For companies with fiduciary obligations to clients and shareholders, the prevailing strategy is to anchor every action to long-term financial value. “It’s not that we don’t believe in equity or climate risk,” said one attendee. “It’s that we can only talk about them if we can model a financial outcome.”
While some see this as a pragmatic shield, others worried that it erases the possibility of speaking to intrinsic values or broader social obligations. Over time, they warned, this narrowing of language could shape strategy itself.
Governance as Anchor
Ownership models and legal structures shape what survives under pressure.
Firms with long-term investors or embedded purpose in their governance structures (such as legally binding articles) reported greater resilience. One spoke of using its articles to anchor decision-making in a “three-part” purpose: people, planet and financial sustainability.

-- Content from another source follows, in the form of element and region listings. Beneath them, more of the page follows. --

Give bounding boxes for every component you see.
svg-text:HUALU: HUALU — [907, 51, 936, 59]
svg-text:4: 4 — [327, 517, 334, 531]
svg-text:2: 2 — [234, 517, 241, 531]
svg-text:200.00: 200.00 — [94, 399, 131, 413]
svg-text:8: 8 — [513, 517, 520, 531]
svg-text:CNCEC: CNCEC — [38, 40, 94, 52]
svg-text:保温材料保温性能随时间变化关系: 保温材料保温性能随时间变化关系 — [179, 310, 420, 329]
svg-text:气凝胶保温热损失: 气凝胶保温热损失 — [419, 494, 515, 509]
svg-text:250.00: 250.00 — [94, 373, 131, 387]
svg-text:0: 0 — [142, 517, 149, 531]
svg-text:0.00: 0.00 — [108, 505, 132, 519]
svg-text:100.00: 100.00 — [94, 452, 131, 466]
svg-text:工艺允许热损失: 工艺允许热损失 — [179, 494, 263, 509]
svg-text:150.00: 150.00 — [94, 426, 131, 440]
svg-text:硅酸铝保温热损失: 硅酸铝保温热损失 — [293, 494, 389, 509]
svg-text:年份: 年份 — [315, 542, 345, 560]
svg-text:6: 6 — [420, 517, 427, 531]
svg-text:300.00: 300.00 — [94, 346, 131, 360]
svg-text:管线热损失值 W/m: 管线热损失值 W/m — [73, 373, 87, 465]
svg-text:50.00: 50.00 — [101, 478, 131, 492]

“These things only hold if they’re baked into your institutional design,” they noted. “Otherwise, they get deprioritised the moment the winds shift.”
The Quiet Middle
Most businesses haven’t walked away, but many have gone silent.

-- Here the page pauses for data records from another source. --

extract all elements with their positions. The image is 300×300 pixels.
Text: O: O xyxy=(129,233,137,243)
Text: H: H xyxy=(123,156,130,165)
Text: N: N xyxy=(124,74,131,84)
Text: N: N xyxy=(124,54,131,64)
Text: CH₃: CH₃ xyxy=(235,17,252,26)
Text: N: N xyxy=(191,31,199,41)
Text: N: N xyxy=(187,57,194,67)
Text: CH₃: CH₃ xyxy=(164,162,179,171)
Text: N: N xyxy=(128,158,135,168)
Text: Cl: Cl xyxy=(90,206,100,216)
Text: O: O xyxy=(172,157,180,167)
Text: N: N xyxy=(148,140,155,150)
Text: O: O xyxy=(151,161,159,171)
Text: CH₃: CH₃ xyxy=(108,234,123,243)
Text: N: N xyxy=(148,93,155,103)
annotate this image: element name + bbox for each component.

While some companies are pulling back entirely, most find themselves stuck in a nervous middle – still doing the work but increasingly reluctant to say so. This silence, participants warned, risks ceding the narrative to more vocal extremes, allowing anti-ESG voices to set the tone for public discourse.
“There’s a power vacuum,” said one contributor. “If we don’t fill it with principled, measured leadership, someone else will fill it with something far more dangerous.”
Finding Common Language
Shifting to less polarised terms can open up new conversations, but also dilute clarity.
Participants discussed how terms like “climate,” “equity,” or “social justice” are being replaced by softer language like “resilience,” “access,” or “fairness.” While this allows organisations to stay engaged, there is concern that continual euphemism erodes meaning and may confuse or alienate internal audiences who no longer understand what the business stands for.
Still, the group agreed that recalibrating language is necessary. “It’s not about watering things down,” said one leader. “It’s about making sure more people can hear and engage with what you’re saying.”
A Call to Reimagine
Without vision, there can be no meaningful progress.
The conversation turned to the absence of hopeful, compelling visions of the future.
Dystopia dominates cultural and political narratives, making it difficult for organisations to imagine or articulate positive change. “There’s no shared picture of where we’re trying to get to,” said one voice. “And if you can’t name it, you can’t build it.”
This moment, some argued, must be seen not only as a defensive challenge but as a creative one. “We need a new grammar for hope,” said one participant, “and we need to write it together.”
An Invitation to Collaborate
This is not just a challenge for business – it’s an invitation to shape the future.
The dinner concluded with a clear sense that the work ahead cannot be done alone. The pressures businesses face today are not simply operational – they are cultural, political, emotional and moral. Navigating them will require new forms of collaboration that help companies align purpose with legitimacy, reframe their narratives without losing their soul, and rebuild internal confidence in what they stand for.
Blueprint and Jericho are exploring how to convene and support businesses ready to do this work: to clarify values, test language, stress-test strategy and co-create a future-facing vision of business in society. There is a moment here that calls not for quiet retreat, but for thoughtful, collective courage.